It’s not a thousand little lies that amount to nothing. It’s one large lie, so big it will swallow me up. And it will destroy her.
Tonight, with my hands against her skin and my face in her hair, I know I will hurt her. If not by sunrise, eventually. Soon enough she will look at me with sharp, serrated fear in her eyes. She will look and know what I am.
So I hold it inside for as long as I can. I lie beside her, our fingers knitted together, and I pretend it will stay this way forever. Because she is all that roots me here. The only thing that blots out the feeling of the cold forest inside me. The only cure for the dark I can’t escape. She is long auburn eyelashes and little white half-moons on her fingernails and a voice that always sounds like an incantation.
And she just might be a witch.
So I kiss her temple where she sleeps, her breath a tiny sputter of air. Because I know this won’t last.
But for now I let her sleep.
I let her rest without knowing who lies beside her. I let her breathe and think that everything will be fine and there is nothing to fear in this house.
I lie.
I lie.
But by morning, I will be gone.
Walkers are born with a nightshade.
Our shadow side, Grandma called it. The part of us that isn’t like anyone else. The part of us that
The quality of moonlight in our veins—the gift we each possess.
For my grandma, her shadow side let her slink into other people’s dreams. My mom can soothe the wild honeybees when she gathers their comb. Dottie Walker, my great-great-grandmother, could whistle up a fire. Alice Walker, my great-aunt, could change her hair color by dipping her toes into mud.
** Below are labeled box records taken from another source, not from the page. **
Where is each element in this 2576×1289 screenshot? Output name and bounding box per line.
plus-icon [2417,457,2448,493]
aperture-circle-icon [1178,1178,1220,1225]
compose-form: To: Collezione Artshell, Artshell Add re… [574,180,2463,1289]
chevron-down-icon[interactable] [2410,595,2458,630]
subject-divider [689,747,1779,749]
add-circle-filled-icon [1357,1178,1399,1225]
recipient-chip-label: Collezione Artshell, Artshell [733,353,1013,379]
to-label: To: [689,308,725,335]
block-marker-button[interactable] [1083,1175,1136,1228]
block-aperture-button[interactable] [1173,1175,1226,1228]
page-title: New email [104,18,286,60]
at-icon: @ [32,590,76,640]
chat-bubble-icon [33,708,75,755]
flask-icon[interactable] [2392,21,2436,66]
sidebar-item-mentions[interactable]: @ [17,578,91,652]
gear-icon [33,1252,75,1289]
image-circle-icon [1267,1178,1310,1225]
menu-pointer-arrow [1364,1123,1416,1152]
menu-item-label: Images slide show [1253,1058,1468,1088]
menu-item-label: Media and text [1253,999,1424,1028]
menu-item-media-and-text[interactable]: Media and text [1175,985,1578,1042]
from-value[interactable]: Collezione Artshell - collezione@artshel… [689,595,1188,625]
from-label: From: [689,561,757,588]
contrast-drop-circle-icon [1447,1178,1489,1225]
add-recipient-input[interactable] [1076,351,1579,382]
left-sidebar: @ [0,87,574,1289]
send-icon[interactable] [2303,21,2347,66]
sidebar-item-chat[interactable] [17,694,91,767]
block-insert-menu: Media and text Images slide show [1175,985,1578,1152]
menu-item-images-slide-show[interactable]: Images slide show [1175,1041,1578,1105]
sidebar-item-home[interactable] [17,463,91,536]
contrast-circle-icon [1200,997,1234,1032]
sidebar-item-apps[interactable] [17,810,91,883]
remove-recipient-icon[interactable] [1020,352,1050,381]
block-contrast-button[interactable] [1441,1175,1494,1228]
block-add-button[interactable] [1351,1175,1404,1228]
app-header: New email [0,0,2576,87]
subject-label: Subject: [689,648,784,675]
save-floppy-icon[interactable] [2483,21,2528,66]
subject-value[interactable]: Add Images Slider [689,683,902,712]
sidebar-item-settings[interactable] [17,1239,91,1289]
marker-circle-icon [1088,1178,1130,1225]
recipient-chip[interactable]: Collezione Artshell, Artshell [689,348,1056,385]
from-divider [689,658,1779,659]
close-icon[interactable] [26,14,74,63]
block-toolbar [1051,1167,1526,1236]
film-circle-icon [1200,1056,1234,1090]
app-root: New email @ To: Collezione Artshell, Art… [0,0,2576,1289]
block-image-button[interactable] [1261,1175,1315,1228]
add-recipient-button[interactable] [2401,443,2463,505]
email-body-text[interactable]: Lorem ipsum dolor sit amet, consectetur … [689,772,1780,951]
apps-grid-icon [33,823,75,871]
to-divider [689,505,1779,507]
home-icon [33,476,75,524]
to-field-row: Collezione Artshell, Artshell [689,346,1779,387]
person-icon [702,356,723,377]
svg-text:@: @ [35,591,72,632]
But I have never possessed nightshade. A thing I can do that other Walkers cannot.
For I am a Walker who was never granted her shade.
Fin is barking. In my dreams. In my sleeping ears.
In my room.
My eyes snap open.
His bark echoes off the walls, and I try to focus, but the room is still dark and my eyes blink, unable to see what’s wrong.
“Shut that thing up!” someone yells.
I sit up quickly, shadows moving across my room, panic ringing in my ears. Fin lunges forward, toward someone standing near the stairs. His teeth sink into their flesh, and they yell in pain. Someone else grabs Fin and pulls him off. “Fucking wolf!” the boy beside the stairs shouts, holding his arm where Fin bit into him.
My eyes finally focus—finally see the boys in my room.
Rhett is standing over my bed, wearing the same red-plaid hat he had on at the bonfire. “Get up,” he demands. I scan the loft quickly and Oliver is gone. No longer in the bed beside me.
“No,” I answer defiantly. “You get the hell out of my house.”
Jasper laughs, quick and blunt. He’s wearing the reindeer sweater again, but it’s dirty, slept in, spilled on, frayed along the neckline.
“You’re going to take us into those woods,” Rhett says, a strange smile peeling across his upper lip, like he’s enjoying this. “You’re taking us to Oliver.”
I frown. “Oliver isn’t in the woods.”
He lowers himself closer to me, eyes wide, nostrils flared. “No? Then where is he?”
“I don’t know.”
“You told Suzy that you found him in the woods, that he’s been hiding there, and now you’re going to take us. You’re going to show us where he’s been all this time.”
“No,” I tell him again.
Jasper moves across the room and grabs me by the arm, pulling me up from bed. The cut on his cheek has healed slightly since I saw him last, white along the edges, but red in the center where the border of the scar will never heal completely. “Yes, you are,” Jasper declares through clenched teeth.
Fin is growling from the corner where Lin is holding him tightly by the scruff at the back of his neck. And in an instant, I’m on my feet and they’re forcing me down the stairs.